A project compared patterns of alcohol consumption and alcohol-related harm from a survey of university students sampled from universities in Denmark, England, Germany, Italy, Portugal and Switzerland.
A total of 2,191 university students (70% female, 90% white ethnic group, age range 18-25) completed the survey. Participants completed measures of demographic variables (age, age of onset, ethnic group and sex) and the Alcohol Use Disorders Identification Test (AUDIT), which was the primary outcome.
Sixty-three percent of the sample scored negative for harmful drinking on the AUDIT (<8), with 30% categorised as hazardous drinkers, 4% harmful drinkers and 3% with probable dependence. Analysis of variance, including demographic factors as covariates, identified a main effect of country on AUDIT scores. AUDIT scores were highest in England (M = 9.99) and Denmark (M = 9.52) and lowest in Portugal (M = 4.90).

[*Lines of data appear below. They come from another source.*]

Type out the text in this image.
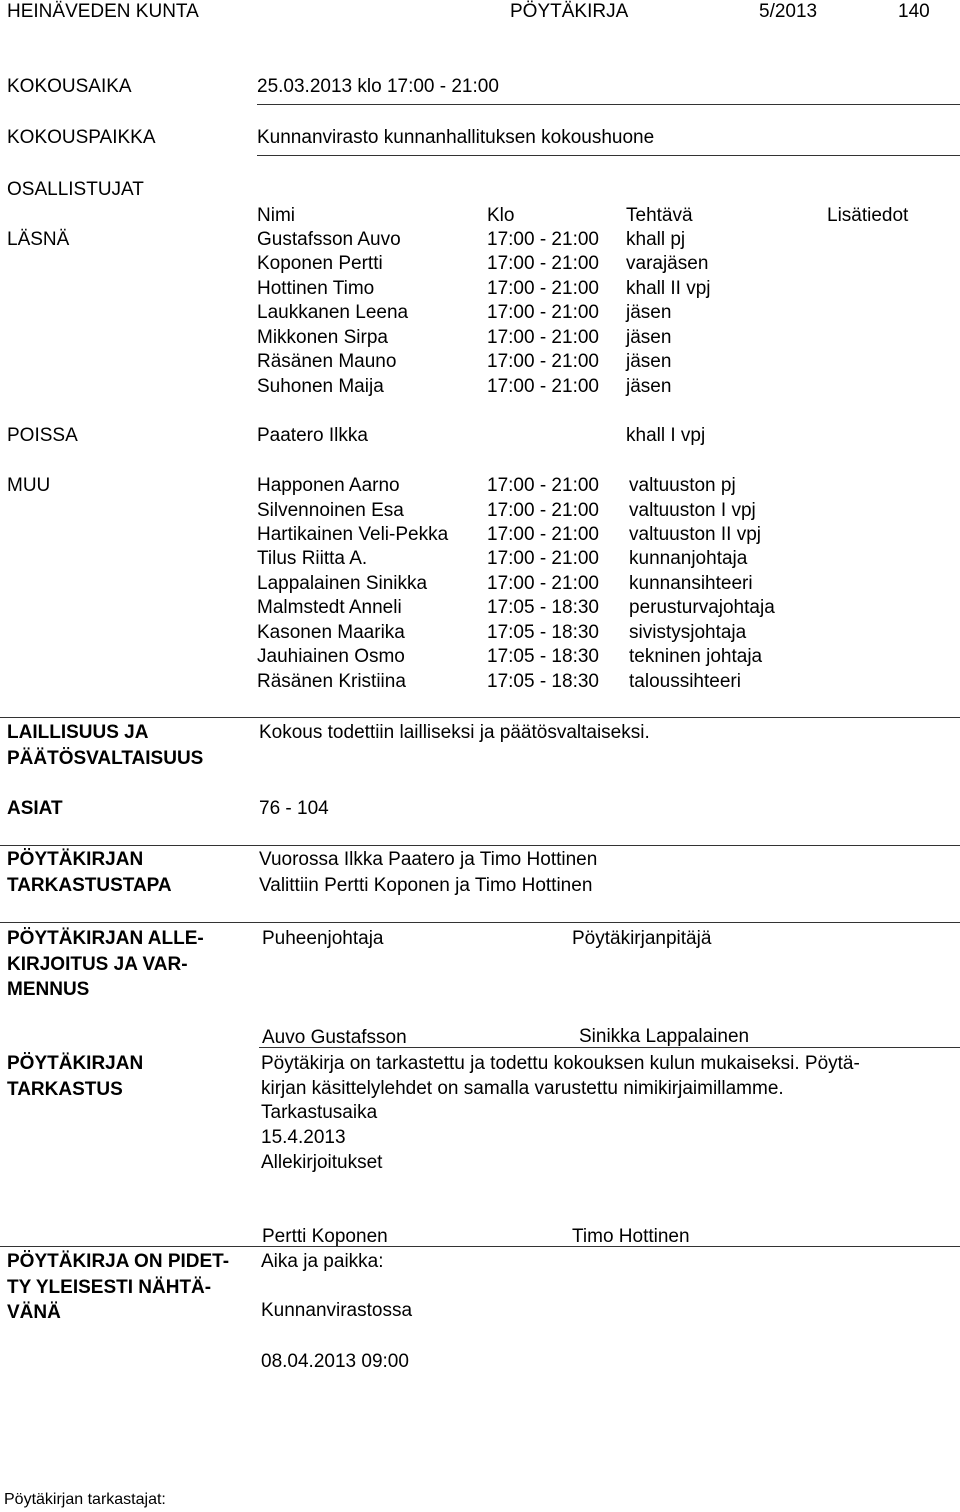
HEINÄVEDEN KUNTA	PÖYTÄKIRJA	5/2013	140
KOKOUSAIKA	25.03.2013 klo 17:00 - 21:00
KOKOUSPAIKKA	Kunnanvirasto kunnanhallituksen kokoushuone
OSALLISTUJAT
Nimi	Klo	Tehtävä	Lisätiedot
LÄSNÄ	Gustafsson Auvo	17:00 - 21:00 khall pj
Koponen Pertti	17:00 - 21:00 varajäsen
Hottinen Timo	17:00 - 21:00 khall II vpj
Laukkanen Leena	17:00 - 21:00 jäsen
Mikkonen Sirpa	17:00 - 21:00 jäsen
Räsänen Mauno	17:00 - 21:00 jäsen
Suhonen Maija	17:00 - 21:00 jäsen
POISSA	Paatero Ilkka	khall I vpj
MUU	Happonen Aarno	17:00 - 21:00 valtuuston pj
Silvennoinen Esa	17:00 - 21:00 valtuuston I vpj
Hartikainen Veli-Pekka 17:00 - 21:00 valtuuston II vpj
Tilus Riitta A.	17:00 - 21:00 kunnanjohtaja
Lappalainen Sinikka	17:00 - 21:00 kunnansihteeri
Malmstedt Anneli	17:05 - 18:30 perusturvajohtaja
Kasonen Maarika	17:05 - 18:30 sivistysjohtaja
Jauhiainen Osmo	17:05 - 18:30 tekninen johtaja
Räsänen Kristiina	17:05 - 18:30 taloussihteeri
LAILLISUUS JA
PÄÄTÖSVALTAISUUS
Kokous todettiin lailliseksi ja päätösvaltaiseksi.
ASIAT	76 - 104
PÖYTÄKIRJAN
TARKASTUSTAPA
Vuorossa Ilkka Paatero ja Timo Hottinen
Valittiin Pertti Koponen ja Timo Hottinen
PÖYTÄKIRJAN ALLE-
KIRJOITUS JA VAR-
MENNUS
Puheenjohtaja	Pöytäkirjanpitäjä
Auvo Gustafsson	Sinikka Lappalainen
PÖYTÄKIRJAN
TARKASTUS
Pöytäkirja on tarkastettu ja todettu kokouksen kulun mukaiseksi. Pöytä-
kirjan käsittelylehdet on samalla varustettu nimikirjaimillamme.
Tarkastusaika
15.4.2013
Allekirjoitukset
Pertti Koponen	Timo Hottinen
PÖYTÄKIRJA ON PIDET-
TY YLEISESTI NÄHTÄ-
VÄNÄ
Aika ja paikka:
Kunnanvirastossa
08.04.2013 09:00
Pöytäkirjan tarkastajat:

European university students in the sample mainly reported low risk patterns of alcohol consumption and alcohol-related harm. However, students from Northern European countries had significantly higher AUDIT scores compared with students from Central and Southern European countries. The researchers recommend that the present study is replicated using nationally representative samples to estimate the prevalence of alcohol use disorders among university students in different European countries.
Source: Patterns of alcohol consumption and alcoholrelated harm among European university students. Cooke R, Beccaria F, Demant J, Fernandes-Jesus M, Fleig L, Negreiros J, Scholz U, de Visser R. Eur J Public Health. 2019 May 11. pii: ckz067.